‘What do you do at Oxford, Thomas?’ Edward asked him.
‘Everything I shouldn’t,’ Thomas said. He pushed black hair away from his face that was bony like his father’s. He had very blue eyes, a long jaw, slightly hooded eyes and a swift smile. The girls in the village reckoned him handsome.
‘Do they have girls at Oxford?’ John asked slyly.
‘More than enough,’ Thomas said.
‘Don’t tell your father that,’ Edward said, ‘or he’ll be whipping you again. A good man with a whip, your father.’
‘There’s none better,’ Thomas agreed.
‘He only wants the best for you,’ John said. ‘Can’t blame a man for that.’
Thomas did blame his father. He had always blamed his father. He had fought his father for years, and nothing so raised the anger between them as Thomas’s obsession with bows. His mother’s father had been a bowyer in the Weald, and Thomas had lived with his grandfather until he was nearly ten. Then his father had brought him to Hookton, where he had met Sir Giles Marriott’s huntsman, another man skilled in archery, and the huntsman had become his new tutor. Thomas had made his first bow at eleven, but when his father found the elmwood weapon he had broken it across his knee and used the remnants to thrash his son. ‘You are not a common man,’ his father had shouted, beating the splintered staves on Thomas’s back and head and legs, but neither the words nor the thrashing did any good. And as Thomas’s father was usually preoccupied with other things, Thomas had plenty of time to pursue his obsession.

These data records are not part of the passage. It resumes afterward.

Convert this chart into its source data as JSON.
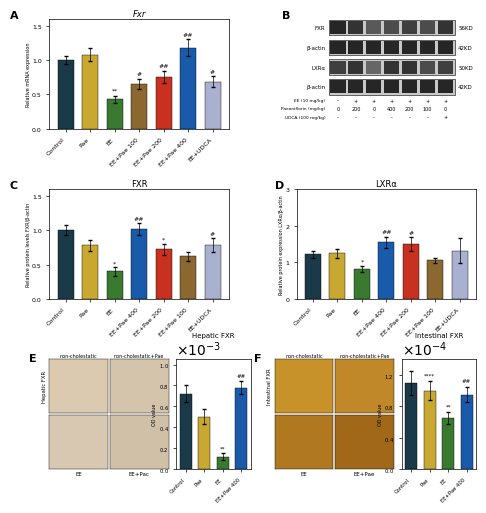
{
  "panel_A": {
    "title": "Fxr",
    "label": "A",
    "categories": [
      "Control",
      "Pae",
      "EE",
      "EE+Pae 100",
      "EE+Pae 200",
      "EE+Pae 400",
      "EE+UDCA"
    ],
    "values": [
      1.0,
      1.08,
      0.43,
      0.65,
      0.75,
      1.18,
      0.68
    ],
    "errors": [
      0.06,
      0.1,
      0.05,
      0.07,
      0.09,
      0.12,
      0.08
    ],
    "colors": [
      "#1a3a4a",
      "#c8a830",
      "#3a7a30",
      "#8b6830",
      "#c83020",
      "#1a5aaa",
      "#aab0d0"
    ],
    "ylabel": "Relative mRNA expression",
    "ylim": [
      0,
      1.6
    ],
    "yticks": [
      0.0,
      0.5,
      1.0,
      1.5
    ],
    "sig_marks": [
      "",
      "",
      "**",
      "#",
      "##",
      "##",
      "#"
    ]
  },
  "panel_B": {
    "label": "B",
    "bands": [
      "FXR",
      "β-actin",
      "LXRα",
      "β-actin"
    ],
    "kd_labels": [
      "56KD",
      "42KD",
      "50KD",
      "42KD"
    ],
    "ee_row": [
      "-",
      "+",
      "+",
      "+",
      "+",
      "+",
      "+"
    ],
    "pae_row": [
      "0",
      "200",
      "0",
      "400",
      "200",
      "100",
      "0"
    ],
    "udca_row": [
      "-",
      "-",
      "-",
      "-",
      "-",
      "-",
      "+"
    ]
  },
  "panel_C": {
    "title": "FXR",
    "label": "C",
    "categories": [
      "Control",
      "Pae",
      "EE",
      "EE+Pae 400",
      "EE+Pae 200",
      "EE+Pae 100",
      "EE+UDCA"
    ],
    "values": [
      1.0,
      0.78,
      0.4,
      1.02,
      0.72,
      0.62,
      0.78
    ],
    "errors": [
      0.07,
      0.08,
      0.06,
      0.09,
      0.08,
      0.07,
      0.1
    ],
    "colors": [
      "#1a3a4a",
      "#c8a830",
      "#3a7a30",
      "#1a5aaa",
      "#c83020",
      "#8b6830",
      "#aab0d0"
    ],
    "ylabel": "Relative protein levels FXR/β-actin",
    "ylim": [
      0,
      1.6
    ],
    "yticks": [
      0.0,
      0.5,
      1.0,
      1.5
    ],
    "sig_marks": [
      "",
      "",
      "*",
      "##",
      "*",
      "",
      "#"
    ]
  },
  "panel_D": {
    "title": "LXRα",
    "label": "D",
    "categories": [
      "Control",
      "Pae",
      "EE",
      "EE+Pae 400",
      "EE+Pae 200",
      "EE+Pae 100",
      "EE+UDCA"
    ],
    "values": [
      1.22,
      1.25,
      0.82,
      1.55,
      1.5,
      1.05,
      1.32
    ],
    "errors": [
      0.1,
      0.12,
      0.08,
      0.15,
      0.18,
      0.08,
      0.35
    ],
    "colors": [
      "#1a3a4a",
      "#c8a830",
      "#3a7a30",
      "#1a5aaa",
      "#c83020",
      "#8b6830",
      "#aab0d0"
    ],
    "ylabel": "Relative protein expression LXRα/β-actin",
    "ylim": [
      0,
      3.0
    ],
    "yticks": [
      0.0,
      1.0,
      2.0,
      3.0
    ],
    "sig_marks": [
      "",
      "",
      "*",
      "##",
      "#",
      "",
      ""
    ]
  },
  "panel_E": {
    "label": "E",
    "img_top_labels": [
      "non-cholestatic",
      "non-cholestatic+Pae"
    ],
    "img_bot_labels": [
      "EE",
      "EE+Pac"
    ],
    "img_ylabel": "Hepatic FXR",
    "img_colors": [
      "#dbc9b0",
      "#d4c4ac",
      "#d8c8b2",
      "#d0c0a8"
    ],
    "bar_title": "Hepatic FXR",
    "bar_categories": [
      "Control",
      "Pae",
      "EE",
      "EE+Pae 400"
    ],
    "bar_values": [
      0.00072,
      0.0005,
      0.00012,
      0.00078
    ],
    "bar_errors": [
      8e-05,
      7e-05,
      3e-05,
      6e-05
    ],
    "bar_colors": [
      "#1a3a4a",
      "#c8a830",
      "#3a7a30",
      "#1a5aaa"
    ],
    "bar_ylabel": "OD value",
    "bar_ylim": [
      0,
      0.00105
    ],
    "bar_yticks": [
      0,
      0.0002,
      0.0004,
      0.0006,
      0.0008,
      0.001
    ],
    "bar_sig": [
      "",
      "",
      "**",
      "##"
    ]
  },
  "panel_F": {
    "label": "F",
    "img_top_labels": [
      "non-cholestatic",
      "non-cholestatic+Pae"
    ],
    "img_bot_labels": [
      "EE",
      "EE+Pae"
    ],
    "img_ylabel": "Intestinal FXR",
    "img_colors": [
      "#c8922a",
      "#c08828",
      "#b07820",
      "#a06818"
    ],
    "bar_title": "Intestinal FXR",
    "bar_categories": [
      "Control",
      "Pae",
      "EE",
      "EE+Pae 400"
    ],
    "bar_values": [
      0.00011,
      0.0001,
      6.5e-05,
      9.5e-05
    ],
    "bar_errors": [
      1.5e-05,
      1.2e-05,
      8e-06,
      1e-05
    ],
    "bar_colors": [
      "#1a3a4a",
      "#c8a830",
      "#3a7a30",
      "#1a5aaa"
    ],
    "bar_ylabel": "OD value",
    "bar_ylim": [
      0,
      0.00014
    ],
    "bar_yticks": [
      0,
      4e-05,
      8e-05,
      0.00012
    ],
    "bar_sig": [
      "",
      "****",
      "**",
      "##"
    ]
  },
  "background_color": "#ffffff",
  "tick_labelsize": 4.5,
  "axis_labelsize": 4.5,
  "title_fontsize": 6,
  "panel_label_fontsize": 8
}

By fifteen he was as good a bowyer as his grandfather, knowing instinctively how to shape a stave of yew so that the inner belly came from the dense heartwood while the front was made of the springier sapwood, and when the bow was bent the heartwood was always trying to return to the straight and the sapwood was the muscle that made it possible. To Thomas’s quick mind there was something elegant, simple and beautiful about a good bow. Smooth and strong, a good bow was like a girl’s flat belly, and that night, keeping the Easter vigil in Hookton church, Thomas was reminded of Jane, who served in the village’s small alehouse.
John, Edward and the other two men had been speaking of village things: the price of lambs at Dorchester fair, the old fox up on Lipp Hill that had taken a whole flock of geese in one night and the angel who had been seen over the rooftops at Lyme.
‘I reckon they’s been drinking too much,’ Edward said.
‘I sees angels when I drink,’ John said.
‘That be Jane,’ Edward said. ‘Looks like an angel, she does.’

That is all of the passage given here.